Social media creates an opportunity for people to share way to much information about their activities and their families names and locations. People are to....to realize that they are causing many of these opportunities by sharing their stories and activities on social media platforms that are not anonymous. Her grandson had posted about going to see grandma and what his itinerary was, clever aye?
Yep! The same thing happened to my uncle. His email was hacked and a man claiming to be one of my uncle’s contacts was asking him for money. My uncle didn’t give it to him.
It’s weird. I had my email hacked once too. The person who contacted me claimed to be my daughter.
I got a few e-mail solicitations from a cleaning place after I had searched for heavy duty cleaning companies (one of the reasons I don't use Google for personal searches.) It really irked me so I wrote back telling them not only to stop harassing me, but that since they contacted me w/o my consent, I would boycott them forever, and I would share their approach with others so they could boycott them as well.
I remember the power of boycotts, all the way back to the grape boycotts of the late 1960s into the early 1970s.
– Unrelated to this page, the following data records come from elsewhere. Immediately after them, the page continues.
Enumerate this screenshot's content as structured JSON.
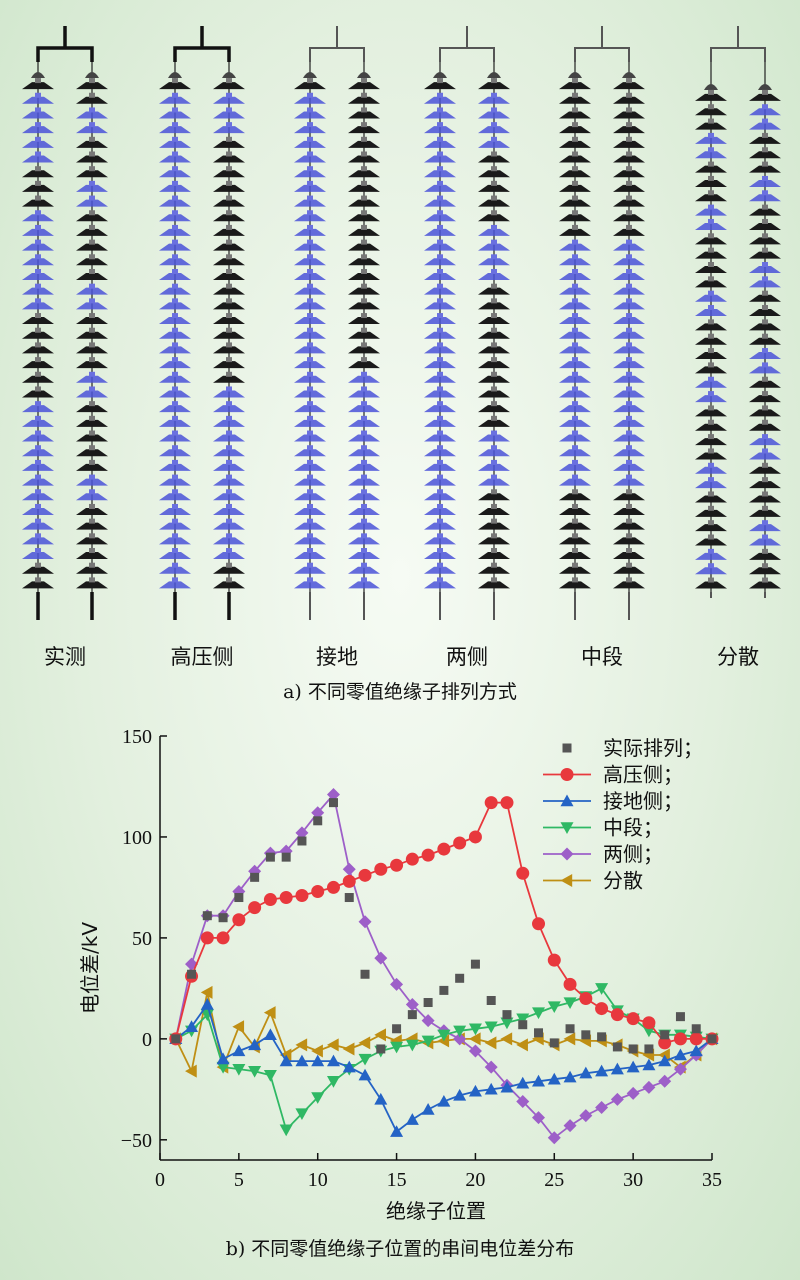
{
  "panel_a": {
    "labels": [
      "实测",
      "高压侧",
      "接地",
      "两侧",
      "中段",
      "分散"
    ],
    "caption": "a) 不同零值绝缘子排列方式",
    "colors": {
      "normal_disc": "#1a1a1a",
      "zero_disc": "#4a52d8",
      "frame_dark": "#111111",
      "frame_light": "#555555"
    }
  },
  "panel_b": {
    "caption": "b) 不同零值绝缘子位置的串间电位差分布"
  },
  "chart_data": {
    "type": "line",
    "xlabel": "绝缘子位置",
    "ylabel": "电位差/kV",
    "xlim": [
      0,
      35
    ],
    "ylim": [
      -60,
      150
    ],
    "xticks": [
      0,
      5,
      10,
      15,
      20,
      25,
      30,
      35
    ],
    "yticks": [
      -50,
      0,
      50,
      100,
      150
    ],
    "grid": false,
    "legend_position": "top-right",
    "series": [
      {
        "name": "实际排列；",
        "marker": "square",
        "color": "#555555",
        "line": false,
        "x": [
          1,
          2,
          3,
          4,
          5,
          6,
          7,
          8,
          9,
          10,
          11,
          12,
          13,
          14,
          15,
          16,
          17,
          18,
          19,
          20,
          21,
          22,
          23,
          24,
          25,
          26,
          27,
          28,
          29,
          30,
          31,
          32,
          33,
          34,
          35
        ],
        "y": [
          0,
          32,
          61,
          60,
          70,
          80,
          90,
          90,
          98,
          108,
          117,
          70,
          32,
          -5,
          5,
          12,
          18,
          24,
          30,
          37,
          19,
          12,
          7,
          3,
          -2,
          5,
          2,
          1,
          -4,
          -5,
          -5,
          2,
          11,
          5,
          0
        ]
      },
      {
        "name": "高压侧；",
        "marker": "circle",
        "color": "#e8383d",
        "line": true,
        "x": [
          1,
          2,
          3,
          4,
          5,
          6,
          7,
          8,
          9,
          10,
          11,
          12,
          13,
          14,
          15,
          16,
          17,
          18,
          19,
          20,
          21,
          22,
          23,
          24,
          25,
          26,
          27,
          28,
          29,
          30,
          31,
          32,
          33,
          34,
          35
        ],
        "y": [
          0,
          31,
          50,
          50,
          59,
          65,
          69,
          70,
          71,
          73,
          75,
          78,
          81,
          84,
          86,
          89,
          91,
          94,
          97,
          100,
          117,
          117,
          82,
          57,
          39,
          27,
          20,
          15,
          12,
          10,
          8,
          -2,
          0,
          0,
          0
        ]
      },
      {
        "name": "接地侧；",
        "marker": "triangle-up",
        "color": "#2463c5",
        "line": true,
        "x": [
          1,
          2,
          3,
          4,
          5,
          6,
          7,
          8,
          9,
          10,
          11,
          12,
          13,
          14,
          15,
          16,
          17,
          18,
          19,
          20,
          21,
          22,
          23,
          24,
          25,
          26,
          27,
          28,
          29,
          30,
          31,
          32,
          33,
          34,
          35
        ],
        "y": [
          0,
          6,
          17,
          -10,
          -6,
          -3,
          2,
          -11,
          -11,
          -11,
          -11,
          -14,
          -18,
          -30,
          -46,
          -40,
          -35,
          -31,
          -28,
          -26,
          -25,
          -24,
          -22,
          -21,
          -20,
          -19,
          -17,
          -16,
          -15,
          -14,
          -13,
          -11,
          -8,
          -6,
          0
        ]
      },
      {
        "name": "中段；",
        "marker": "triangle-down",
        "color": "#2fb864",
        "line": true,
        "x": [
          1,
          2,
          3,
          4,
          5,
          6,
          7,
          8,
          9,
          10,
          11,
          12,
          13,
          14,
          15,
          16,
          17,
          18,
          19,
          20,
          21,
          22,
          23,
          24,
          25,
          26,
          27,
          28,
          29,
          30,
          31,
          32,
          33,
          34,
          35
        ],
        "y": [
          0,
          4,
          12,
          -14,
          -15,
          -16,
          -18,
          -45,
          -37,
          -29,
          -21,
          -15,
          -10,
          -6,
          -4,
          -3,
          -1,
          2,
          4,
          5,
          6,
          8,
          10,
          13,
          16,
          18,
          21,
          25,
          14,
          10,
          4,
          2,
          2,
          1,
          0
        ]
      },
      {
        "name": "两侧；",
        "marker": "diamond",
        "color": "#9d5fc8",
        "line": true,
        "x": [
          1,
          2,
          3,
          4,
          5,
          6,
          7,
          8,
          9,
          10,
          11,
          12,
          13,
          14,
          15,
          16,
          17,
          18,
          19,
          20,
          21,
          22,
          23,
          24,
          25,
          26,
          27,
          28,
          29,
          30,
          31,
          32,
          33,
          34,
          35
        ],
        "y": [
          0,
          37,
          61,
          61,
          73,
          83,
          92,
          93,
          102,
          112,
          121,
          84,
          58,
          40,
          27,
          17,
          9,
          4,
          0,
          -6,
          -14,
          -23,
          -31,
          -39,
          -49,
          -43,
          -38,
          -34,
          -30,
          -27,
          -24,
          -21,
          -15,
          -8,
          0
        ]
      },
      {
        "name": "分散",
        "marker": "triangle-left",
        "color": "#bf8f14",
        "line": true,
        "x": [
          1,
          2,
          3,
          4,
          5,
          6,
          7,
          8,
          9,
          10,
          11,
          12,
          13,
          14,
          15,
          16,
          17,
          18,
          19,
          20,
          21,
          22,
          23,
          24,
          25,
          26,
          27,
          28,
          29,
          30,
          31,
          32,
          33,
          34,
          35
        ],
        "y": [
          0,
          -16,
          23,
          -14,
          6,
          -4,
          13,
          -8,
          -3,
          -6,
          -3,
          -5,
          -2,
          2,
          -1,
          0,
          -2,
          -1,
          0,
          0,
          -2,
          0,
          -3,
          0,
          -3,
          0,
          -1,
          -1,
          -3,
          -6,
          -8,
          -8,
          -14,
          -8,
          0
        ]
      }
    ]
  }
}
Privacy invaders are after data and sales, so I try to cut into the latter and foil their efforts.
Another thing that irks me is that the alleged familial information is soooo wrong. The idiots who gather and compile the information have increased our family by people I never heard of, they've extended the lives of grandparents who have been deceased for 25 years (how could anyone believe that someone almost 130 years old is still living??).
I recently enjoyed the opportunity to put one of the flippers' advance scouts "off her game". I blocked my number, called back and she answered, responding to my questions on why she called as that she was looking for a house, and was getting names and addresses from Lexis-Nexis. She claimed she wasn't working for flippers (yeah, sure).
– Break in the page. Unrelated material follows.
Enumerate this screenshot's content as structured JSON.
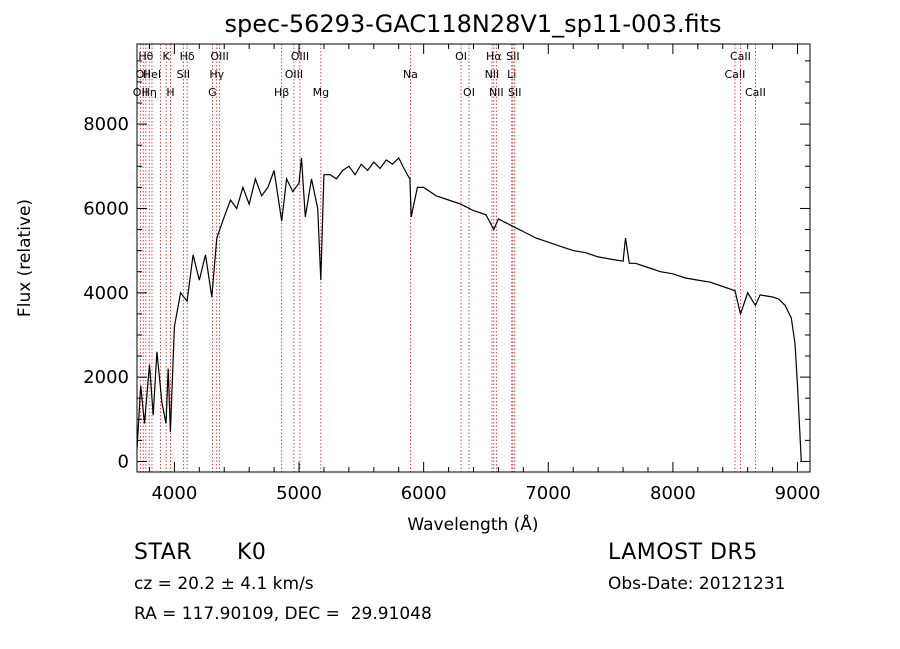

What she didn't realize is that Lexis (originally a legal database) is also a database of homes, like county registers, but it's not a for sale site.
If you learn anything on opting out of sites that you've never visited otherwise, please let me know. I think we would really have to opt-out of everything, including our e-mail providers.
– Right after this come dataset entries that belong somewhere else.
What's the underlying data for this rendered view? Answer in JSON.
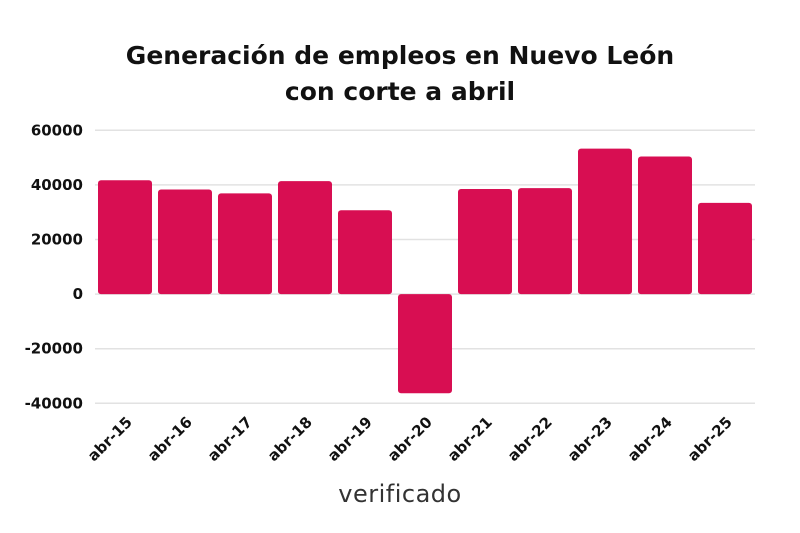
{
  "chart_data": {
    "type": "bar",
    "title_line1": "Generación de empleos en Nuevo León",
    "title_line2": "con corte a abril",
    "xlabel": "",
    "ylabel": "",
    "categories": [
      "abr-15",
      "abr-16",
      "abr-17",
      "abr-18",
      "abr-19",
      "abr-20",
      "abr-21",
      "abr-22",
      "abr-23",
      "abr-24",
      "abr-25"
    ],
    "values": [
      41700,
      38300,
      36900,
      41400,
      30700,
      -36300,
      38500,
      38800,
      53300,
      50400,
      33400
    ],
    "ylim": [
      -40000,
      60000
    ],
    "yticks": [
      60000,
      40000,
      20000,
      0,
      -20000,
      -40000
    ],
    "grid": true,
    "bar_color": "#d80e52"
  },
  "logo": {
    "text": "verificado"
  }
}
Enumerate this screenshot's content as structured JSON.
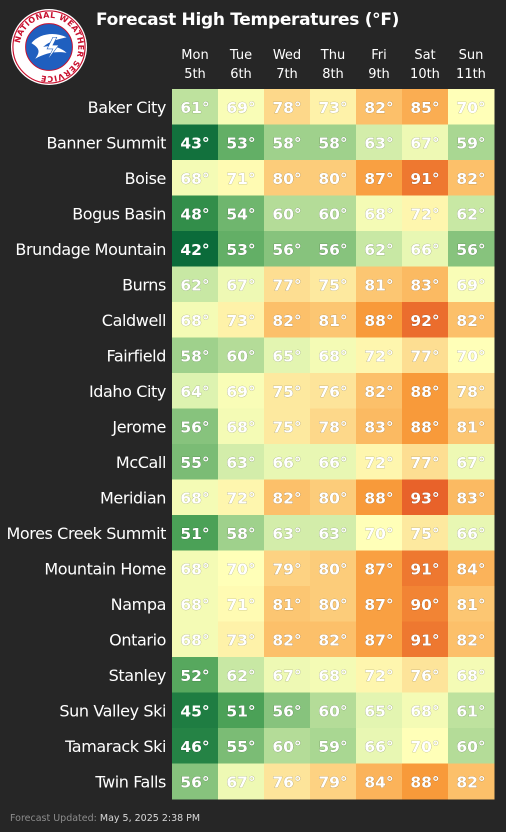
{
  "header": {
    "title": "Forecast High Temperatures (°F)",
    "logo_text": "NATIONAL WEATHER SERVICE"
  },
  "footer": {
    "label": "Forecast Updated:",
    "value": "May 5, 2025 2:38 PM"
  },
  "chart_data": {
    "type": "heatmap",
    "title": "Forecast High Temperatures (°F)",
    "unit": "°",
    "columns": [
      {
        "day": "Mon",
        "date": "5th"
      },
      {
        "day": "Tue",
        "date": "6th"
      },
      {
        "day": "Wed",
        "date": "7th"
      },
      {
        "day": "Thu",
        "date": "8th"
      },
      {
        "day": "Fri",
        "date": "9th"
      },
      {
        "day": "Sat",
        "date": "10th"
      },
      {
        "day": "Sun",
        "date": "11th"
      }
    ],
    "rows": [
      {
        "name": "Baker City",
        "values": [
          61,
          69,
          78,
          73,
          82,
          85,
          70
        ]
      },
      {
        "name": "Banner Summit",
        "values": [
          43,
          53,
          58,
          58,
          63,
          67,
          59
        ]
      },
      {
        "name": "Boise",
        "values": [
          68,
          71,
          80,
          80,
          87,
          91,
          82
        ]
      },
      {
        "name": "Bogus Basin",
        "values": [
          48,
          54,
          60,
          60,
          68,
          72,
          62
        ]
      },
      {
        "name": "Brundage Mountain",
        "values": [
          42,
          53,
          56,
          56,
          62,
          66,
          56
        ]
      },
      {
        "name": "Burns",
        "values": [
          62,
          67,
          77,
          75,
          81,
          83,
          69
        ]
      },
      {
        "name": "Caldwell",
        "values": [
          68,
          73,
          82,
          81,
          88,
          92,
          82
        ]
      },
      {
        "name": "Fairfield",
        "values": [
          58,
          60,
          65,
          68,
          72,
          77,
          70
        ]
      },
      {
        "name": "Idaho City",
        "values": [
          64,
          69,
          75,
          76,
          82,
          88,
          78
        ]
      },
      {
        "name": "Jerome",
        "values": [
          56,
          68,
          75,
          78,
          83,
          88,
          81
        ]
      },
      {
        "name": "McCall",
        "values": [
          55,
          63,
          66,
          66,
          72,
          77,
          67
        ]
      },
      {
        "name": "Meridian",
        "values": [
          68,
          72,
          82,
          80,
          88,
          93,
          83
        ]
      },
      {
        "name": "Mores Creek Summit",
        "values": [
          51,
          58,
          63,
          63,
          70,
          75,
          66
        ]
      },
      {
        "name": "Mountain Home",
        "values": [
          68,
          70,
          79,
          80,
          87,
          91,
          84
        ]
      },
      {
        "name": "Nampa",
        "values": [
          68,
          71,
          81,
          80,
          87,
          90,
          81
        ]
      },
      {
        "name": "Ontario",
        "values": [
          68,
          73,
          82,
          82,
          87,
          91,
          82
        ]
      },
      {
        "name": "Stanley",
        "values": [
          52,
          62,
          67,
          68,
          72,
          76,
          68
        ]
      },
      {
        "name": "Sun Valley Ski",
        "values": [
          45,
          51,
          56,
          60,
          65,
          68,
          61
        ]
      },
      {
        "name": "Tamarack Ski",
        "values": [
          46,
          55,
          60,
          59,
          66,
          70,
          60
        ]
      },
      {
        "name": "Twin Falls",
        "values": [
          56,
          67,
          76,
          79,
          84,
          88,
          82
        ]
      }
    ],
    "color_scale": {
      "stops": [
        {
          "value": 42,
          "color": "#0b6b3a"
        },
        {
          "value": 50,
          "color": "#3f9a4f"
        },
        {
          "value": 58,
          "color": "#9fd18c"
        },
        {
          "value": 64,
          "color": "#ddf3b0"
        },
        {
          "value": 70,
          "color": "#ffffb8"
        },
        {
          "value": 76,
          "color": "#fde49a"
        },
        {
          "value": 82,
          "color": "#fcc06a"
        },
        {
          "value": 88,
          "color": "#f89a3a"
        },
        {
          "value": 93,
          "color": "#e8622a"
        }
      ],
      "light_text_threshold": 45
    }
  }
}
What I'd like to see is a class action suit against all the sites that are collecting and compiling data, including erroneous data. But off hand, other than breach of privacy, I can't really think of grounds that would sustain a class action suit.
I have had an unlisted telephone number for 40 years but there it is clear as day on numerous websites along with names of people who did NOT live with me, or are even related :P And my current and past addresses.
I need to go through those websites and see if I can opt out that information as it is no one's business.
What concerns me is that Spouse is gullible to believe so much of what enters the home, be it door to door sellers, emails wanting contributions and phone scams like this one. :( I am glad I took the call rather than him. :)
I think this is a version of the "grandchild" calling home for money. The perpetrator pretends to be someone else, relates a fictitious predicament and need for money, then hits on the individual he/she has called to wire transfer or by other method send money to this allegedly suffering relative.
I think the perpetrators gamble on the fact that older people may not hear as well and be unable to discern that the caller isn't a relative.
I'm guessing also that if you have caller ID or a phone number showing on your phone, that it was blocked by this alleged accident victim.